Scapular malformations can also be part of the Klippel-Feil syndrome, in association with anomalies of the cervical spine, a characteristic short neck with movement limitations, dorsal and lumbosacral vertebral malformations, anomalies of the ribs, malformations of the upper and lower limbs, and rarely cardiovascular malformations.

Chest X-ray in front and profile projections and CT with 3D reconstruction of the chest wall are the imaging techniques of choice. MRI is carried out when intramedullary alterations are suspected. Differential diagnosis includes other causes of shoulder asymmetry, such as scoliosis, asymmetry of lower limbs, and obstetric paralysis of the brachial plexus.

The goals of surgical treatment are to improve the function and the esthetic appearance of the shoulder. When indicated, surgery is recommended between 9 and 18 months of life.

7.3 Combined Malformations

They are the most frequent variant and are characterized by the association of different types both clavicular and scapular defects. They can be unilateral or bilateral, and they comprise the simple subtypes of each group of malformations.

8 Associated Spinal Deformities

The normal development of the vertebral column includes the longitudinal and axial growth of the vertebrae [54] that requires:

1. 1.

   The skeletal growth (the growth of the axis for muscular development).

2. 2.

   The symmetrical growth of the spine in the longitudinal and axial plane, preventing the development of deformities (scoliosis). The scoliosis is the spinal lateral deviation of more than 10° with vertebral body rotation. According to their origin, the scoliosis can be classified into idiopathic, congenital, neuromuscular, osteopathic, and neoplastic.

3. 3.

   Protection of neural elements, ensuring that the child reaches adulthood without neurological complications.

4. 4.

   The development of physiological spinal curvatures, which allow proper balance in the standing position.

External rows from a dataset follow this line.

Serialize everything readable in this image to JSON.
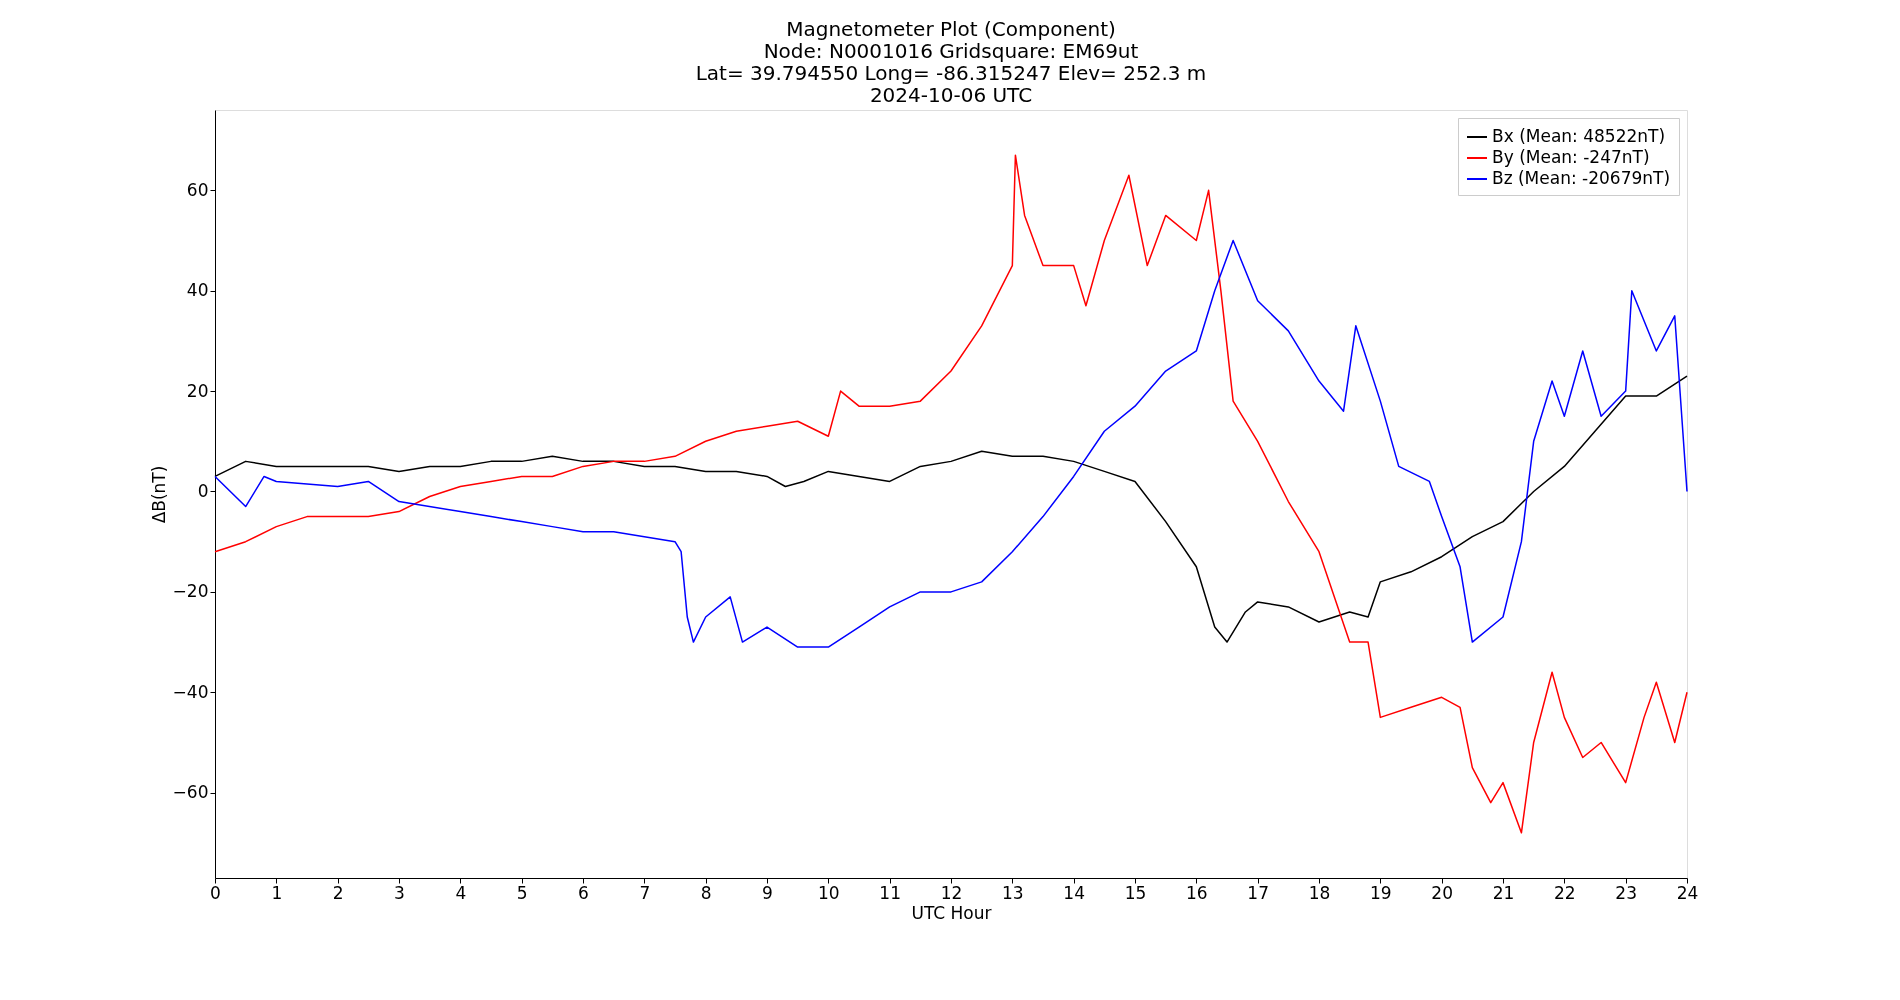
{
  "chart_data": {
    "type": "line",
    "title": "Magnetometer Plot (Component)\nNode:  N0001016     Gridsquare:  EM69ut\nLat= 39.794550    Long= -86.315247    Elev= 252.3 m\n2024-10-06  UTC",
    "xlabel": "UTC Hour",
    "ylabel": "ΔB(nT)",
    "xlim": [
      0,
      24
    ],
    "xticks": [
      0,
      1,
      2,
      3,
      4,
      5,
      6,
      7,
      8,
      9,
      10,
      11,
      12,
      13,
      14,
      15,
      16,
      17,
      18,
      19,
      20,
      21,
      22,
      23,
      24
    ],
    "ylim": [
      -77,
      76
    ],
    "yticks": [
      -60,
      -40,
      -20,
      0,
      20,
      40,
      60
    ],
    "grid": false,
    "legend": "top right",
    "series": [
      {
        "name": "Bx (Mean: 48522nT)",
        "color": "#000000",
        "x": [
          0,
          0.5,
          1,
          1.5,
          2,
          2.5,
          3,
          3.5,
          4,
          4.5,
          5,
          5.5,
          6,
          6.5,
          7,
          7.5,
          8,
          8.5,
          9,
          9.3,
          9.6,
          10,
          10.5,
          11,
          11.5,
          12,
          12.5,
          13,
          13.5,
          14,
          14.5,
          15,
          15.5,
          16,
          16.3,
          16.5,
          16.8,
          17,
          17.5,
          18,
          18.5,
          18.8,
          19,
          19.5,
          20,
          20.5,
          21,
          21.5,
          22,
          22.5,
          23,
          23.5,
          24
        ],
        "values": [
          3,
          6,
          5,
          5,
          5,
          5,
          4,
          5,
          5,
          6,
          6,
          7,
          6,
          6,
          5,
          5,
          4,
          4,
          3,
          1,
          2,
          4,
          3,
          2,
          5,
          6,
          8,
          7,
          7,
          6,
          4,
          2,
          -6,
          -15,
          -27,
          -30,
          -24,
          -22,
          -23,
          -26,
          -24,
          -25,
          -18,
          -16,
          -13,
          -9,
          -6,
          0,
          5,
          12,
          19,
          19,
          23
        ]
      },
      {
        "name": "By (Mean: -247nT)",
        "color": "#ff0000",
        "x": [
          0,
          0.5,
          1,
          1.5,
          2,
          2.5,
          3,
          3.5,
          4,
          4.5,
          5,
          5.5,
          6,
          6.5,
          7,
          7.5,
          8,
          8.5,
          9,
          9.5,
          10,
          10.2,
          10.5,
          11,
          11.5,
          12,
          12.5,
          13,
          13.05,
          13.2,
          13.5,
          14,
          14.2,
          14.5,
          14.9,
          15.2,
          15.5,
          16,
          16.2,
          16.4,
          16.6,
          17,
          17.5,
          18,
          18.5,
          18.8,
          19,
          19.5,
          20,
          20.3,
          20.5,
          20.8,
          21,
          21.3,
          21.5,
          21.8,
          22,
          22.3,
          22.6,
          23,
          23.3,
          23.5,
          23.8,
          24
        ],
        "values": [
          -12,
          -10,
          -7,
          -5,
          -5,
          -5,
          -4,
          -1,
          1,
          2,
          3,
          3,
          5,
          6,
          6,
          7,
          10,
          12,
          13,
          14,
          11,
          20,
          17,
          17,
          18,
          24,
          33,
          45,
          67,
          55,
          45,
          45,
          37,
          50,
          63,
          45,
          55,
          50,
          60,
          40,
          18,
          10,
          -2,
          -12,
          -30,
          -30,
          -45,
          -43,
          -41,
          -43,
          -55,
          -62,
          -58,
          -68,
          -50,
          -36,
          -45,
          -53,
          -50,
          -58,
          -45,
          -38,
          -50,
          -40
        ]
      },
      {
        "name": "Bz (Mean: -20679nT)",
        "color": "#0000ff",
        "x": [
          0,
          0.5,
          0.8,
          1,
          2,
          2.5,
          3,
          4,
          4.5,
          5,
          5.5,
          6,
          6.5,
          7,
          7.5,
          7.6,
          7.7,
          7.8,
          8,
          8.4,
          8.6,
          9,
          9.5,
          10,
          10.5,
          11,
          11.5,
          12,
          12.5,
          13,
          13.5,
          14,
          14.5,
          15,
          15.5,
          16,
          16.3,
          16.6,
          17,
          17.5,
          18,
          18.4,
          18.6,
          19,
          19.3,
          19.8,
          20,
          20.3,
          20.5,
          21,
          21.3,
          21.5,
          21.8,
          22,
          22.3,
          22.6,
          23,
          23.1,
          23.5,
          23.8,
          24
        ],
        "values": [
          3,
          -3,
          3,
          2,
          1,
          2,
          -2,
          -4,
          -5,
          -6,
          -7,
          -8,
          -8,
          -9,
          -10,
          -12,
          -25,
          -30,
          -25,
          -21,
          -30,
          -27,
          -31,
          -31,
          -27,
          -23,
          -20,
          -20,
          -18,
          -12,
          -5,
          3,
          12,
          17,
          24,
          28,
          40,
          50,
          38,
          32,
          22,
          16,
          33,
          18,
          5,
          2,
          -5,
          -15,
          -30,
          -25,
          -10,
          10,
          22,
          15,
          28,
          15,
          20,
          40,
          28,
          35,
          0
        ]
      }
    ]
  }
}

The spine is intimately associated with the thoracic cage and any alteration of these two elements is reflected in the other. Under normal conditions, the development of the thorax is a dynamic process that involves the sternum, the ribs, the spine, and the diaphragm. Its growth shows a higher velocity in the first years of life. Everything that interferes with the thoracic normal development will reduce the respiratory capacity, especially in younger ages.

Also the thoracic morphology changes with growth: the thorax is cylindrical with horizontal ribs at birth; it has an oval shape, with an oblique orientation of the ribs at 2 years, and it is rectangular at 10 years. It has been established that the growth of 50% of the thoracic volume happens in the first 10 years and the other 50% is completed at the age of 16. An alteration in the longitudinal or anteroposterior growth of the thorax, thoracic volume, and alveoli will produce respiratory failure syndrome.

Spinal and thoracic deformities can be divided as:

1. 1.

   Primary

   1. (a)

      Anterior deformities (pectus excavatum, carinatum, etc.)

   2. (b)

      Connective tissue deformities (Marfan)

   3. (c)

      Costal fusion and strange malformations

2. 2.

   Secondary

   1. (a)

      Of the wall: costal resections, costal fusions

   2. (b)

      Of the content: retraction after empyema, pulmonary resections, diaphragmatic palsy

Hemivertebra is a type of vertebral anomaly and results from a lack of formation of one half of a vertebral body. It can be a common cause of a congenital scoliosis. The curve progression and the ultimate severity of the curve depend on the type of hemivertebrae, the location, the number of hemivertebrae, and their relationship with each other. It falls under the spectrum of segmentational anomalies and can involve one or multiple levels. Recognized associations are many and include Aicardi syndrome, cleidocranial dysostosis, gastroschisis, Gorlin syndrome, fetal pyelectasis, Jarcho-Levin syndrome, OEIS complex, VACTERL association, and mucopolysaccharidosis.